Additionally, the contract theoretically removes the need for judges and lawyers to argue about the grey areas of the contract. “The charm of the smart contract is the promise to eliminate these intermediaries and that the only point of reference will be the code of the contract itself,” says Maurizio Sironi, associate partner at Blockchain Reply, the blockchain advisory organisation. “For this to work, the conditions of the smart contract need to be unambiguous. The boundaries of reasonability would have to be exactly defined, leading to greater transparency and accountability for both parties.”

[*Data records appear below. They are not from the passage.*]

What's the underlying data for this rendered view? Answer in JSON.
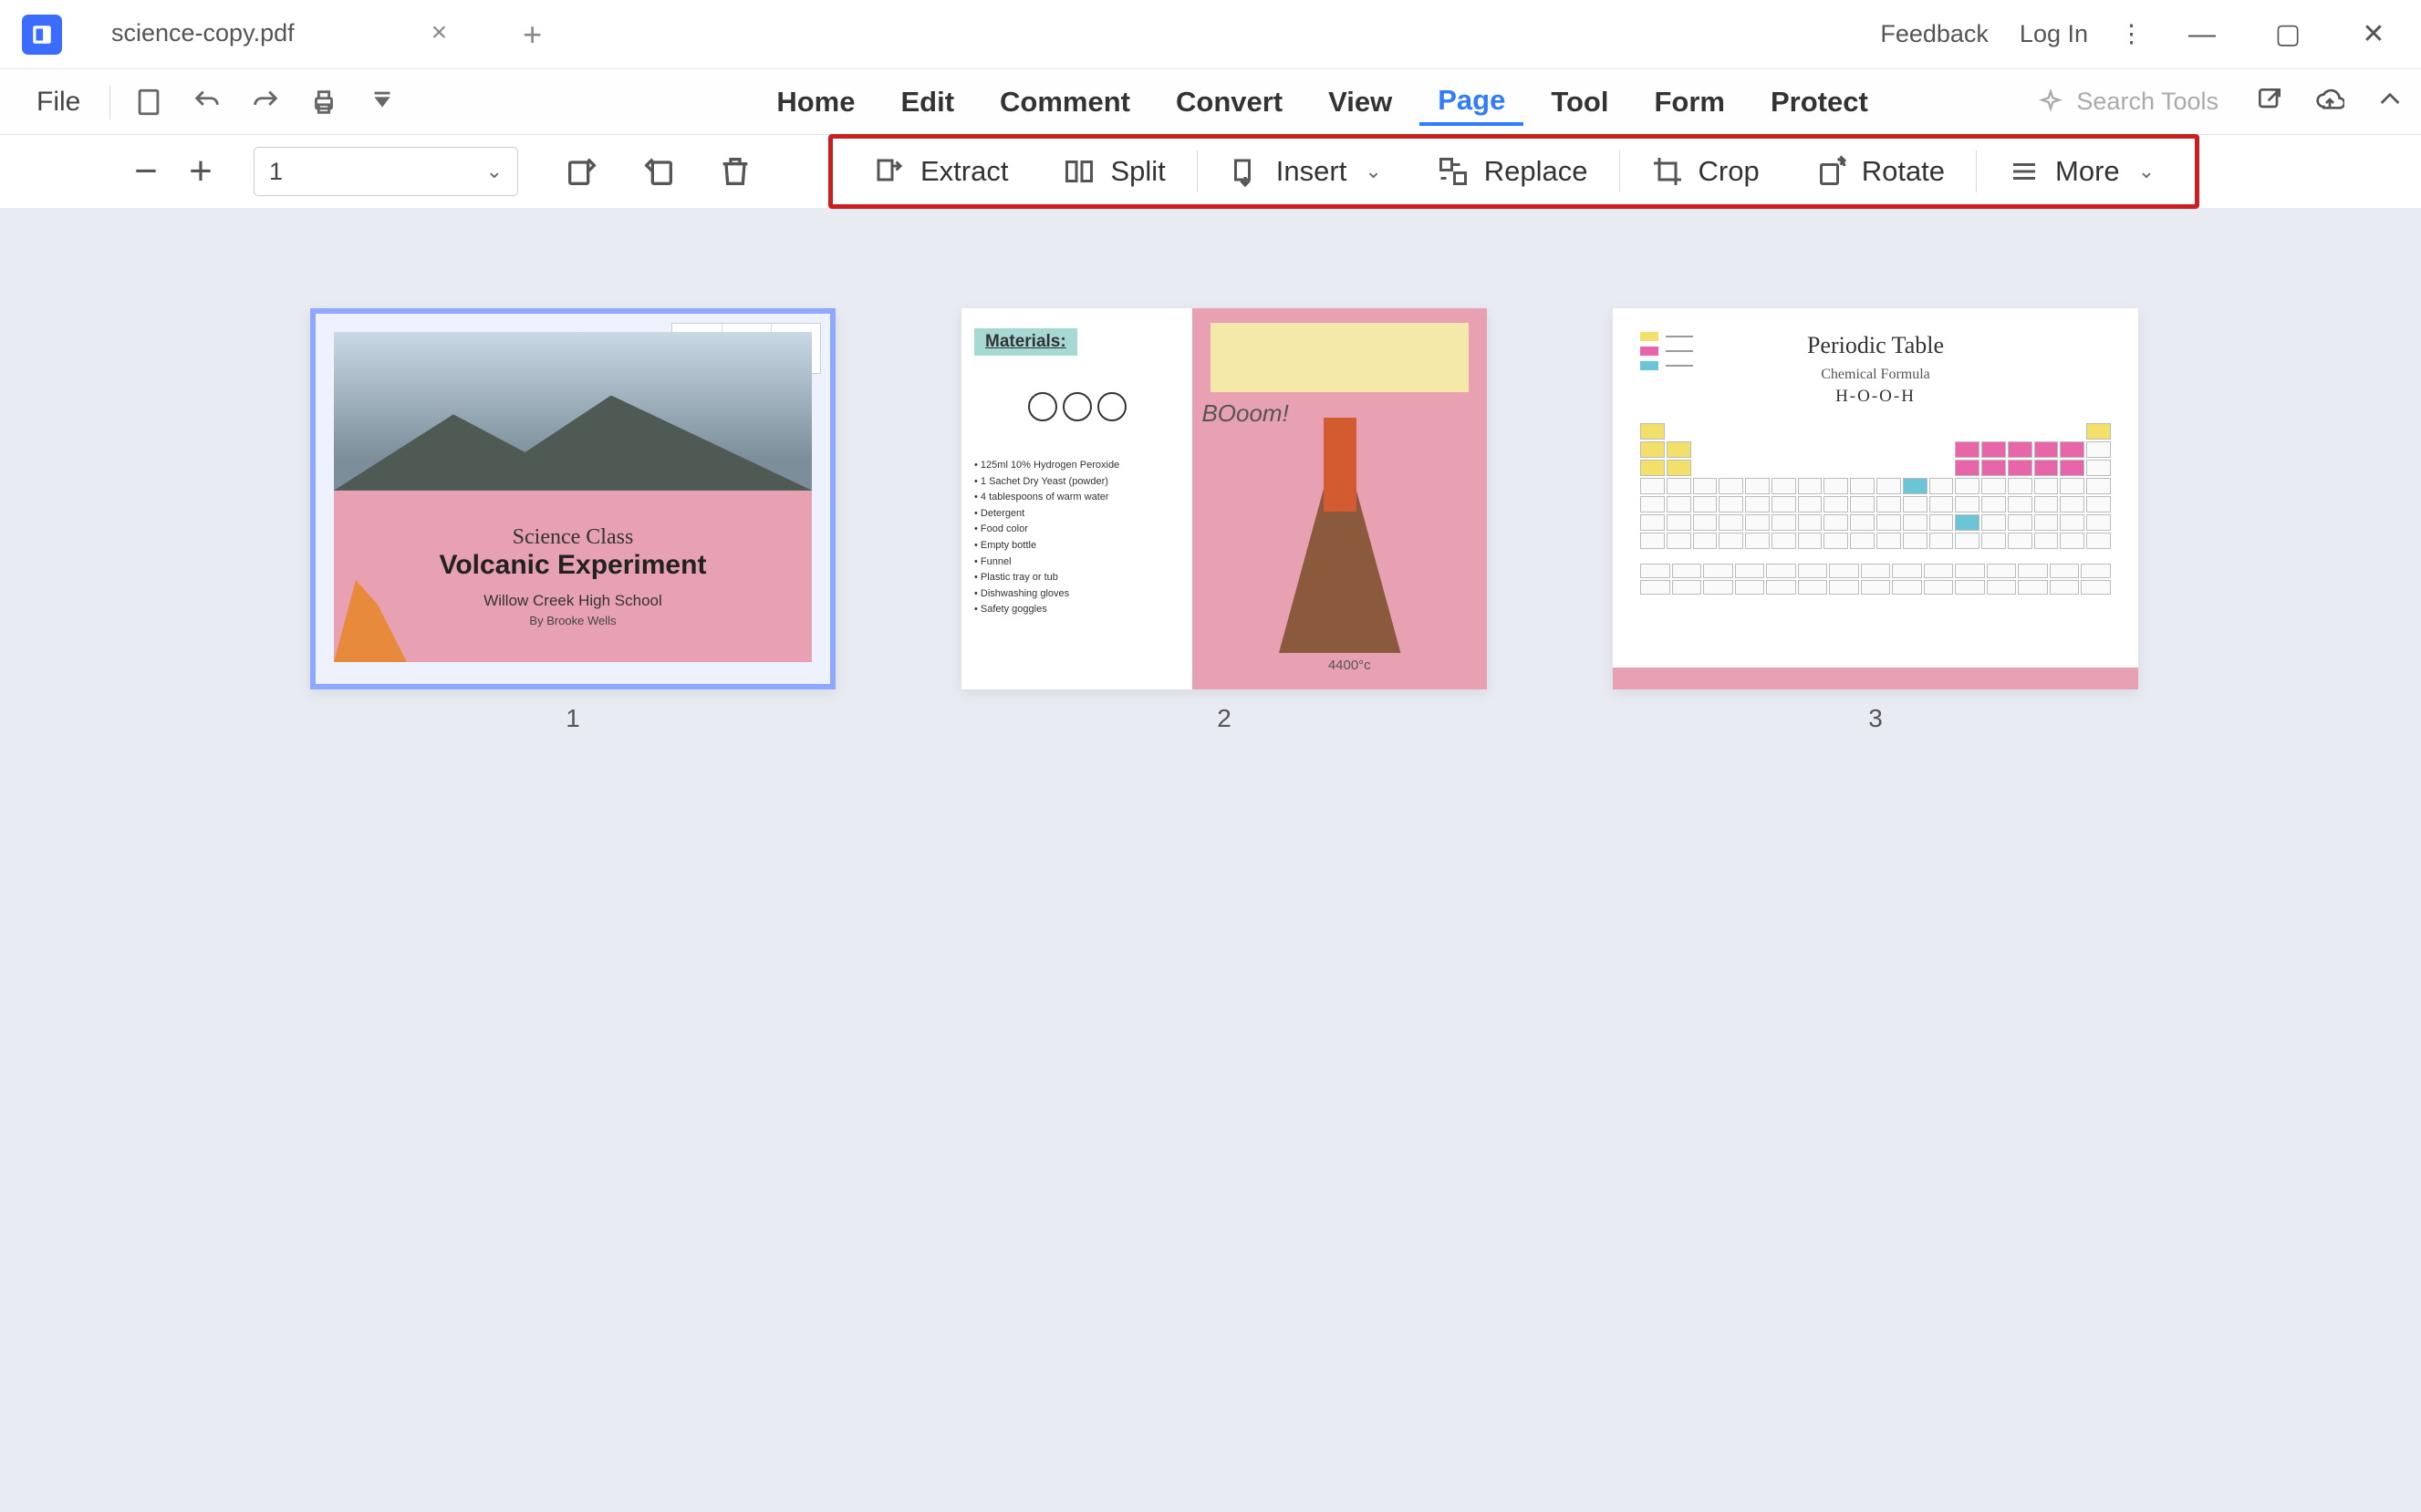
{
  "app": {
    "tab_title": "science-copy.pdf"
  },
  "titlebar_right": {
    "feedback": "Feedback",
    "login": "Log In"
  },
  "menubar": {
    "file": "File",
    "items": [
      "Home",
      "Edit",
      "Comment",
      "Convert",
      "View",
      "Page",
      "Tool",
      "Form",
      "Protect"
    ],
    "active": "Page",
    "search_placeholder": "Search Tools"
  },
  "toolbar": {
    "page_value": "1",
    "actions": {
      "extract": "Extract",
      "split": "Split",
      "insert": "Insert",
      "replace": "Replace",
      "crop": "Crop",
      "rotate": "Rotate",
      "more": "More"
    }
  },
  "thumbs": {
    "p1": {
      "num": "1",
      "title1": "Science Class",
      "title2": "Volcanic Experiment",
      "school": "Willow Creek High School",
      "author": "By Brooke Wells"
    },
    "p2": {
      "num": "2",
      "materials_label": "Materials:",
      "list": [
        "125ml 10% Hydrogen Peroxide",
        "1 Sachet Dry Yeast (powder)",
        "4 tablespoons of warm water",
        "Detergent",
        "Food color",
        "Empty bottle",
        "Funnel",
        "Plastic tray or tub",
        "Dishwashing gloves",
        "Safety goggles"
      ],
      "boom": "BOoom!",
      "temp": "4400°c"
    },
    "p3": {
      "num": "3",
      "title": "Periodic Table",
      "subtitle": "Chemical Formula",
      "formula": "H-O-O-H"
    }
  }
}
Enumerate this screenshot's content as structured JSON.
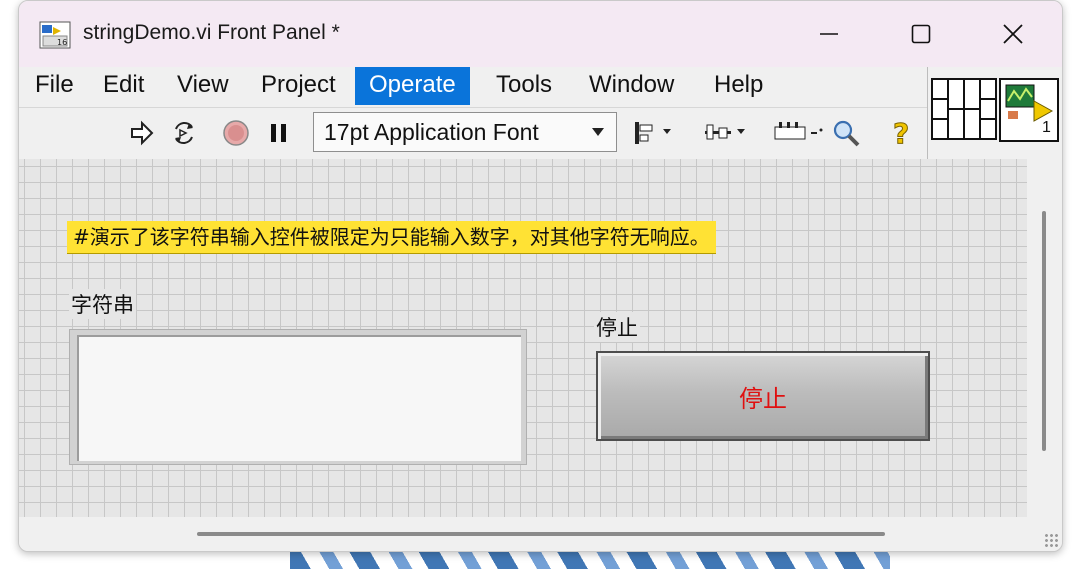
{
  "window": {
    "title": "stringDemo.vi Front Panel *"
  },
  "menu": [
    {
      "label": "File"
    },
    {
      "label": "Edit"
    },
    {
      "label": "View"
    },
    {
      "label": "Project"
    },
    {
      "label": "Operate",
      "active": true
    },
    {
      "label": "Tools"
    },
    {
      "label": "Window"
    },
    {
      "label": "Help"
    }
  ],
  "toolbar": {
    "font_select_value": "17pt Application Font",
    "connector_pane_number": "1"
  },
  "panel": {
    "note_text": "#演示了该字符串输入控件被限定为只能输入数字，对其他字符无响应。",
    "string_label": "字符串",
    "string_value": "",
    "stop_label": "停止",
    "stop_button_text": "停止"
  },
  "colors": {
    "accent": "#0a74da",
    "note_bg": "#ffe234",
    "stop_text": "#e01010",
    "titlebar_bg": "#f4e9f3"
  }
}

And that’s where you may encounter a few snags when it comes to using smart contracts. While two people for instance agreeing an item is worth X amount of money is a reasonably straightforward transaction, the problem arises with more complicated deals. “Due to the complexities of computer coding, it’s not yet possible to accurately use smart contracts in all scenarios – many ideas for where smart contracts could be or ideally would be used aren’t currently possible to implement,” explains Emma Stevens, associate solicitor at Coffin Mew, the law firm. The rule is that the more room there is for interpretation, the harder it will be to use blockchain-based deals. “By their nature, smart contracts are unequivocal due to computer coding trends and the need to be black and white to avoid uncertainty so they can execute instructions,” continues Stevens. “They’re therefore only as good as the data they receive and, as they’re programmed and reliant on human data input, there is always the potential for human error.”

And that’s not the only potential issue with using smart contracts. “While blockchain technology is hailed as being ultra-safe, no digitalised system is 100% protected from cyber attacks,” explains Stevens. 

This is best exemplified with the breach of the Decentralized Autonomous Organization, or the DAO, a digital organisation. The DAO allowed users to contribute the cryptocurrency ether to a pool that would be invested in proposed projects based on a vote, which would be proportional to how much ether each person had invested. When the DAO launched its tokens on Ethereum’s blockchain in May 2016 it attracted 14% of all ether created at that point. However, in June someone exploited a flaw in the code. “It essentially allowed for an attacker to keep interrupting a transfer at the moment between sending and receiving funds, tricking the receiver into repeating the same transfer a large number of times and accumulating the ill-gotten gains,” Bryant explains. Even though the stolen money, which had a value of roughly $50m, was later returned to its rightful owners, the breach showcases how there are still vulnerabilities in blockchain and, as a consequence, smart contracts. 

Clearly there are risks with using this nascent technology. However, if SMEs tread carefully, there are also huge advantages.